Holding a heavy piece of metal, I lingered outside the local church under the cover of darkness. I was waiting for the director of my Compassion center, Abraham, to leave for the night. I intended to hit him — and perhaps kill him.

My name is Abas Hamza. I was born and raised in a small town in Ethiopia. Growing up, my family was very poor. I remember that we had to take turns to eat. We would ration out a traditional Ethiopian bread called ambasha. To this day, I don’t like eating it because it reminds me of going hungry.

I joined the Compassion program at the local church when I was about 5 years old.

I remember immediately being shown love like I had never experienced before.

They were showing me the love of Christ — but it would take 10 years and some miraculous experiences before I would respond to that love.

I grew up devoutly practicing another faith — and making as much trouble as I could around town.

I would run toward people with sharp objects, just to scare them. I picked people’s pockets. Recently, I had broken into the church with some friends and taken whatever I wanted. Soon after, Abraham told me that he knew what we did. So my intention that night, as I stood waiting for him outside the church, was to silence him.

But, as would later become a theme in my life, something that can only be explained as miraculous intervened. I know that Abraham left the church that night, but despite my vigilant stakeout, I never saw him.

Save for God’s intervention, I would’ve been a murderer. I was on a destructive path — and that is when the Lord intervened in my life again.

When I was 15, Jesus Christ appeared to me in a vision.

His body was full of light and He said to me, “I am Jesus.” I reached out and shook His hand, then He was gone. That was the moment everything began to change for me.

I remember feeling two things at the same time: immense joy and crippling fear.

I was joyful — amazed that Jesus would come and approach me full of love! And I was scared — because I was well-known in my community. What would happen if I were to accept Jesus? Everyone would know, and Christians are a minority in my community.

But I gave my life to Jesus and immediately began preaching the gospel in the street.

I didn’t know the Bible well, but I had a small copy of the New Testament and what I knew from the lessons at the Compassion center. I took that and preached from the Gospel of John: “The Kingdom of God is coming.”

At first, people thought that I had gone crazy.

And soon, community members started to come after me, wanting to stone me. My family kicked me out. I began renting a place to live on my own, with my earnings from teaching martial arts to local youths. When I didn’t have enough to pay rent, the Compassion center supported me.

It was an incredibly lonely time — my family did not accept me, the community did not accept me, and even many of the church members did not accept me. They didn’t believe that the boy who had once waited outside the church to scare them had truly changed.

But there was one person who believed me from the start: Abraham.
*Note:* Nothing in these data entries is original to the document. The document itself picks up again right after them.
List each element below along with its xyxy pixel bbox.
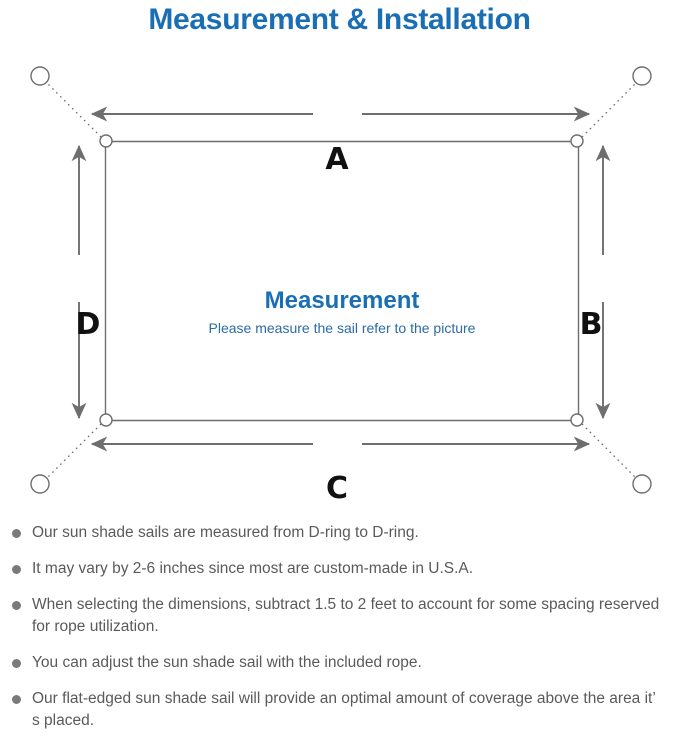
- dimension-label-c: C: [325, 471, 349, 506]
- list-item: Our sun shade sails are measured from D-…: [0, 522, 679, 544]
- note-text: When selecting the dimensions, subtract …: [32, 596, 660, 635]
- d-ring-bottom-right: [570, 413, 584, 427]
- list-item: When selecting the dimensions, subtract …: [0, 594, 679, 638]
- list-item: Our flat-edged sun shade sail will provi…: [0, 688, 679, 732]
- list-item: You can adjust the sun shade sail with t…: [0, 652, 679, 674]
- note-text: Our sun shade sails are measured from D-…: [32, 524, 419, 541]
- sail-rectangle: [104, 140, 580, 422]
- bullet-icon: [12, 529, 21, 538]
- d-ring-top-left: [99, 134, 113, 148]
- bullet-icon: [12, 659, 21, 668]
- note-text: Our flat-edged sun shade sail will provi…: [32, 690, 656, 729]
- list-item: It may vary by 2-6 inches since most are…: [0, 558, 679, 580]
- note-text: You can adjust the sun shade sail with t…: [32, 654, 422, 671]
- dimension-label-b: B: [579, 307, 603, 342]
- dimension-label-d: D: [75, 307, 101, 342]
- page-title: Measurement & Installation: [148, 3, 531, 36]
- rope-line-bottom-right: [577, 419, 642, 484]
- rope-line-top-right: [577, 77, 642, 142]
- bullet-icon: [12, 601, 21, 610]
- anchor-point-top-right: [632, 66, 652, 86]
- note-text: It may vary by 2-6 inches since most are…: [32, 560, 474, 577]
- anchor-point-bottom-right: [632, 474, 652, 494]
- bullet-icon: [12, 565, 21, 574]
- rope-line-top-left: [41, 77, 106, 142]
- bullet-icon: [12, 695, 21, 704]
- notes-list: Our sun shade sails are measured from D-…: [0, 522, 679, 746]
- d-ring-bottom-left: [99, 413, 113, 427]
- d-ring-top-right: [570, 134, 584, 148]
- diagram-svg: [30, 66, 652, 494]
- rope-line-bottom-left: [41, 419, 106, 484]
- sail-diagram: Measurement Please measure the sail refe…: [0, 46, 679, 512]
- anchor-point-top-left: [30, 66, 50, 86]
- dimension-label-a: A: [325, 142, 349, 177]
- anchor-point-bottom-left: [30, 474, 50, 494]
This man whom I had once tried to kill, shared in my joy. He gave me advice, prayed for me and taught me the Word of God. He trusted me and recognized leadership potential in me, allowing me to lead some of the Compassion youths in a sports ministry. This was my first taste of ministry.
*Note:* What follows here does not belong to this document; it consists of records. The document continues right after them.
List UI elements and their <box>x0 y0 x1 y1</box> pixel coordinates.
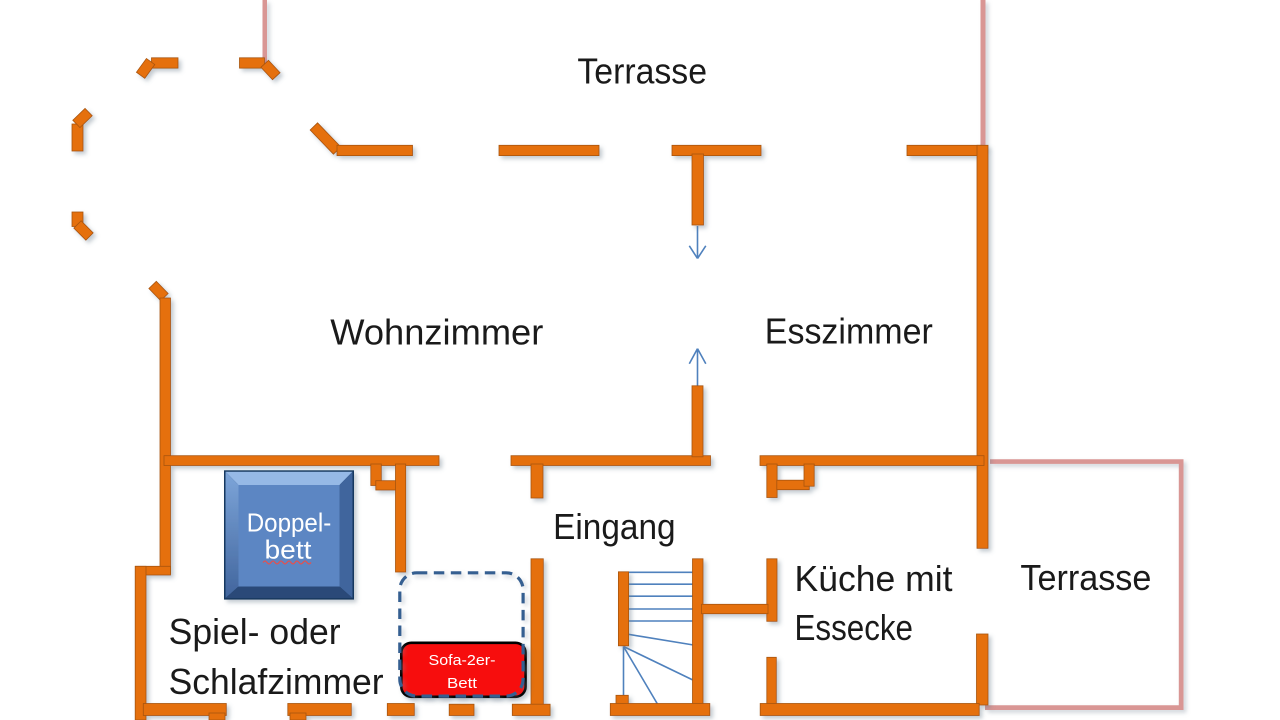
svg-text:Terrasse: Terrasse <box>1020 557 1151 598</box>
svg-text:Wohnzimmer: Wohnzimmer <box>330 311 543 352</box>
svg-text:Doppel-: Doppel- <box>247 508 332 538</box>
svg-text:Esszimmer: Esszimmer <box>765 311 933 352</box>
svg-text:Spiel- oder: Spiel- oder <box>169 611 341 652</box>
svg-text:Bett: Bett <box>447 676 477 692</box>
svg-text:Sofa-2er-: Sofa-2er- <box>429 653 496 669</box>
svg-text:Essecke: Essecke <box>795 607 914 648</box>
svg-text:bett: bett <box>265 535 313 565</box>
svg-text:Schlafzimmer: Schlafzimmer <box>169 661 384 702</box>
svg-text:Terrasse: Terrasse <box>577 51 707 92</box>
svg-text:Eingang: Eingang <box>553 506 676 547</box>
svg-text:Küche mit: Küche mit <box>795 558 953 599</box>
Through the sports ministry many youths began to give their lives to Jesus.

And that’s when people in the community really began trying to kill me.

One day when I was leaving for church, I saw a large group of people coming toward me, holding steel and sticks to attack me. I briefly thought about running to my family’s home — but I knew it wouldn’t be safe. They would hand me over to my attackers.

My only option was to run away, into the forest.

I lived in the forest for a month. I ate fruit from the trees, slept on a rock and spent my time reading Scripture and praying. Oddly enough, throughout that month, I wasn’t scared. I was extremely happy — it was a joy that came from knowing Jesus was with me.

Eventually, I heard God tell me to go back. I began to preach God’s Word again, but nobody came after me. No one touched me. It was yet another instance something that can only be explained as God’s miraculous hand on my life.

I know that the devil had evil plans for my life. But God’s ways are greater.

Today, I have a beautiful family: my wife, Tina, whom I met at the Compassion center, and an 18-month-old son, Caanan. With Compassion’s support, I attended university to study water source and irrigation engineering. However, in my second year, I felt a call to full-time ministry.

Now I am a pastor, and my family recently moved to the capital city of Addis Ababa to plant a church. Many think that someone from my background of poverty cannot be an effective minister — and I have felt that prejudice many times.

But my background helps me understand people — if a boy tells me he is hungry, I understand, because I’ve been hungry. If someone asks me for support for school, I do whatever I can because I know how it feels not to have what you need to go to school, and also how it feels to receive support, like I did from Compassion.

If I could go back and speak to that boy with the weapon in his hands, plotting to kill his mentor, I would tell him about the love of Jesus. I would tell him that only God’s love will release you from all bad things. This is my passion — to fight poverty, preach to people and bring them into God’s kingdom.